Monday, August 25, 2008

Everything Under the Sky - Matilde Asensi

Matilde Asensi's novels are originally written in Spanish. Her previous novel The Last Cato was an international bestseller. Her latest novel, Everything Under the Sun ,is newly released from Harper Collins Canada.

Elvira DePoulain is a middle aged artist living in Paris in 1923. Although she has not lived with her husband Remy in twenty years, they are on good terms. When she receives notice that he has passed away, she travels to China with her orphaned young niece Fernanda to settle his affairs. When she arrives she is stunned by what awaits her. Remy died heavily in debt and under French law, she is responsible for payment. Still in shock, she is further disturbed when Paddy, an Irish journalist tells her that her husband was not randomly killed by thieves but was murdered by the Green Gang, as they believed he possessed an ancient carved box. They did not find the box, but Elvira does. A Chinese antiquarian- Lao Jiang - explains the box holds clues to a wealth of treasure. He persuades her to accompany him on the quest. She agrees as she needs the money to pay off Remy's debts.

Asensi does a wonderful job with descriptions of China and it's culture. Particularily fascinating are the explanations of the concepts of Tao and Feng Shui. Her puzzles are well thought out and rival any adventure book of this type- The Da Vinci Code for example.
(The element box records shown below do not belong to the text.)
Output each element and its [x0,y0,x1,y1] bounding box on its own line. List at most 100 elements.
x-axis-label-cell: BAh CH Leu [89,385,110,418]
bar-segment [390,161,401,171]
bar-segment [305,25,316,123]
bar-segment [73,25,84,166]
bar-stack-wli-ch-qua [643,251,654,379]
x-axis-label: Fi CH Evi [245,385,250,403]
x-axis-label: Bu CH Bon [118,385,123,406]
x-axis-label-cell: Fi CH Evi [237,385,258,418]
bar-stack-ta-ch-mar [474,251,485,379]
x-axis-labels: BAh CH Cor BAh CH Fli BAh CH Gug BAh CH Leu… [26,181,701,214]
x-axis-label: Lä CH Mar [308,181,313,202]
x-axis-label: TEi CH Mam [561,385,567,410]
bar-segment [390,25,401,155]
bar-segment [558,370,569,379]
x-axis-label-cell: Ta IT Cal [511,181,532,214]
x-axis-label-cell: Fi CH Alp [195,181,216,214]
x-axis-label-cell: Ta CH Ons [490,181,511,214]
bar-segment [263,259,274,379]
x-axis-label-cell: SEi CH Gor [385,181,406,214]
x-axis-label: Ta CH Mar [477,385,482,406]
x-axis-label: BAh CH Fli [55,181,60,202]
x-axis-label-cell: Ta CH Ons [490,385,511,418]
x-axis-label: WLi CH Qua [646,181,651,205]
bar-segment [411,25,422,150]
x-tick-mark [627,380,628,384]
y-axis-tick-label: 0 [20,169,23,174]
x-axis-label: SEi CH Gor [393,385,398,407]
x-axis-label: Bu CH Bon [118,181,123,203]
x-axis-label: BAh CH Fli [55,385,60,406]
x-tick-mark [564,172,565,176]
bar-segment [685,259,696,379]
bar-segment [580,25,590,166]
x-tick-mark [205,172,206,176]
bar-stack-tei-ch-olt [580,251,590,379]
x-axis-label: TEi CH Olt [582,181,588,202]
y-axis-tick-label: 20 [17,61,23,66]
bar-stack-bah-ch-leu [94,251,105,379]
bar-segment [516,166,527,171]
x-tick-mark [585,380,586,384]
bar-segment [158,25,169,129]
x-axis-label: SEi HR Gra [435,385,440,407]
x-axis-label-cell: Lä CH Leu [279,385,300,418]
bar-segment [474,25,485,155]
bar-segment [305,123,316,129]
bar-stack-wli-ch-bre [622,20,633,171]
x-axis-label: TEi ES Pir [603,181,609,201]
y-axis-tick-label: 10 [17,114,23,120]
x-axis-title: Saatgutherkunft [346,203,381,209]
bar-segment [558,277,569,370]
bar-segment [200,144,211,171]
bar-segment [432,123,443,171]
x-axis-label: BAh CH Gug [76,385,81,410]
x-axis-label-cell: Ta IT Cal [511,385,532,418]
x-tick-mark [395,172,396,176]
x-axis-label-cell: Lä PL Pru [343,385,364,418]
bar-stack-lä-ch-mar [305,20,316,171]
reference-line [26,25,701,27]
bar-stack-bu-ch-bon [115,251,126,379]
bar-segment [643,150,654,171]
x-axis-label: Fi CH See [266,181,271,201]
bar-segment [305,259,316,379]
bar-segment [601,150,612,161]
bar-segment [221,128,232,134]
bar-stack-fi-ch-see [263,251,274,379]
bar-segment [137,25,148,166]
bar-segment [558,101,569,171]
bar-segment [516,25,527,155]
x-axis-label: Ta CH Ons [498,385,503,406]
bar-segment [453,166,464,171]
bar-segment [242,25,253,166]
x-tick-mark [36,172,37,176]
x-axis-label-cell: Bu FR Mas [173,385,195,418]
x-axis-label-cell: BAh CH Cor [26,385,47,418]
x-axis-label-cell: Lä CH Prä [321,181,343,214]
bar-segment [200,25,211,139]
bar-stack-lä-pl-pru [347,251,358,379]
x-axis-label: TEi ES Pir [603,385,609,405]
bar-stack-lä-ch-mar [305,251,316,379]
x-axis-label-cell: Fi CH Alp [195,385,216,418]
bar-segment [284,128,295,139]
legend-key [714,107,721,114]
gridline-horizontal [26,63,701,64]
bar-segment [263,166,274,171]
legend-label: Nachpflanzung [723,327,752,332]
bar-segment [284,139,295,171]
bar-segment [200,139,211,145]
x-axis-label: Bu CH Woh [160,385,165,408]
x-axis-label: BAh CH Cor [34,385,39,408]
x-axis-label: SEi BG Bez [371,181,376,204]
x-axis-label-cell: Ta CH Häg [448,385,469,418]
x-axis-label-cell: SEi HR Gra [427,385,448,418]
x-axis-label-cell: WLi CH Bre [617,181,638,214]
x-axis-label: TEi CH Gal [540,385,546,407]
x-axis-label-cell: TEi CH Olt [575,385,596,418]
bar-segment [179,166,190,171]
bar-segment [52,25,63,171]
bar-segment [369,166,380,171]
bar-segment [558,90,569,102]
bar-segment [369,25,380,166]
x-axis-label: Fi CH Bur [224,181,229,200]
Where I found myself wanting more was in the characters themselves. Although Elvira is portrayed as a strong, independent woman who grows even more along the trek, I just didn't buy it. Her pronouncements seem forced and awkwardly placed, especially those dealing with her niece. Much more interesting was Fernanda and the young servant boy Biao. Their youthful enthusiasm and intelligence came across as much more realistic. Lao Jiang seems to be written as a bit of a caricature, as does Paddy the Irishman. We know Lao Jiang is not quite what he seems with his brooding silences and taciturn manner.

All in all, not a bad read, but not as good as I would have hoped. Looking for something similar? Try James Rollins.